Fundada há três décadas, a escola ficou cercada por terras alugadas a produtores de batata desde 2010. Embora o regulamento municipal aprovado em março de 2024 proíba o utilização de substâncias tóxicas em cultivos próximos a espaços públicos como escolas, a situação local evidencia que as práticas de agroquímicos persistem.

Sintomas, denúncias e substâncias tóxicas

Entre 2022 e 2024, a bióloga Linda Marín, pesquisadora da Universidade Veracruzana, documentou o uso de pelo menos 16 pesticidas nos campos que cercam a escola.

A lista inclui fungicidas, herbicidas, nematicidas, rodenticidas e pesticidas classificados como altamente tóxicos, alguns deles proibidos por convenções internacionais como as de Estocolmo e Roterdã, ratificadas pelo México.

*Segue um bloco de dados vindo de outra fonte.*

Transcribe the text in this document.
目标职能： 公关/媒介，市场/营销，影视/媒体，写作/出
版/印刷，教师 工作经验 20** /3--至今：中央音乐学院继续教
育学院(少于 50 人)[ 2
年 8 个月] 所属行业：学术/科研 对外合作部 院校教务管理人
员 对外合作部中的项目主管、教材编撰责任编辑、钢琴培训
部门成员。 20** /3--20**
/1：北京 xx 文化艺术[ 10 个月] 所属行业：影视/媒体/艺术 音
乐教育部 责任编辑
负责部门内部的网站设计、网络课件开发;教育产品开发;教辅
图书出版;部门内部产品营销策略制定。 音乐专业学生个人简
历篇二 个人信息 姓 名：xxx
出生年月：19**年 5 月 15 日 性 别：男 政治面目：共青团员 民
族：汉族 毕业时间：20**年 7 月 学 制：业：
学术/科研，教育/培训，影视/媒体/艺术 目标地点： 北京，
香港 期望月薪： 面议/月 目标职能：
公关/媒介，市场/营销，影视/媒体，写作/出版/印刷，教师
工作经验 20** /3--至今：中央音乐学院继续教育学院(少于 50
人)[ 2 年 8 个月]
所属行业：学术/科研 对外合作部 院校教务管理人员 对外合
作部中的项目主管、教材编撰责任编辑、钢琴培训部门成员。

Durante sua investigação, Marín coletou relatos de mães cujos filhos apresentaram:

  • Vômitos
  • Tonturas
  • Falta de apetite
  • Urticária
  • Fadiga e dificuldade de concentração

Também foram detectados sintomas semelhantes nas duas professoras da escola, que davam aulas sem voz e relatavam doenças respiratórias frequentes. A situação piorou em agosto, quando foram utilizados metamidofos e fosfeto de alumínio, compostos altamente nocivos que foram proibidos em outros países da região.

pesticidas
O uso de pesticidas e uma situação preocupante no México

Bosque de neblina sob pressão agrícola

A escola está localizada em uma área florestal a 1600 metros acima do nível do mar, no terceiro estado mais populoso do México. Ali começa a floresta mesófila de montanha, considerada a última região tropical antes do planalto mexicano.

Este ecossistema faz parte do Arquipélago de Florestas e Selvas da Região Capital de Veracruz, área natural protegida desde 2015, com 5880 hectares de floresta de neblina e serviços ambientais estratégicos.

Entre 2010 e 2023, a área dedicada ao cultivo de batata em Tlalnelhuayocan cresceu de 10 para 79 hectares, de acordo com dados do Sistema de Informação Agroalimentar (SIACON). O avanço do monocultivo com agroquímicos tem sido replicado em outros municípios:

  • Xico: de 20 a 140 hectares
  • Ayahualulco: de 530 a 597
  • Jalacingo: de 649 a 1035

Em locais como Coatepec e na comunidade de Cinco Palos, o impacto paisagístico e ambiental tem sido notável.

Ordenamento ecológico e vácuo institucional

Diante do aumento de cultivos em áreas de alto valor ecológico, a organização SENDAS, juntamente com o Centro Mexicano de Direito Ambiental (CEMDA), o Instituto de Ecologia A.C. e a Secretaria de Meio Ambiente de Veracruz, impulsionaram um Programa de Ordenamento Ecológico Regional. Este documento, de caráter obrigatório, regula o uso de agrotóxicos a menos de 500 metros de residências, corpos hídricos e áreas sensíveis.

No entanto, as comunidades denunciam falta de cumprimento, ausência de fiscalização municipal e omissão de resultados sanitários. A Secretaria de Saúde afirma ter realizado “verificações sanitárias na região” nos últimos dez anos, mas não divulgou suas conclusões nem vinculou os impactos com a agricultura intensiva.

As vozes do território

Segundo a ONG SENDAS, os produtores migraram para a floresta de neblina a partir de áreas do planalto esgotadas por décadas de cultivo. O pesquisador Jordi Vera, do Coletivo Territórios Livres de Agrotóxicos, coletou relatos de agricultores que buscam rendimento em novas terras, onde replicam práticas agrícolas com alto uso de pesticidas.

Em abril de 2024, SENDAS e Ánima Mundi se reuniram com o legislador Adrián Naveda, que representa a região na Câmara dos Deputados. As organizações entregaram estudos de impacto e solicitaram uma intervenção articulada dos setores de saúde, meio ambiente e educação.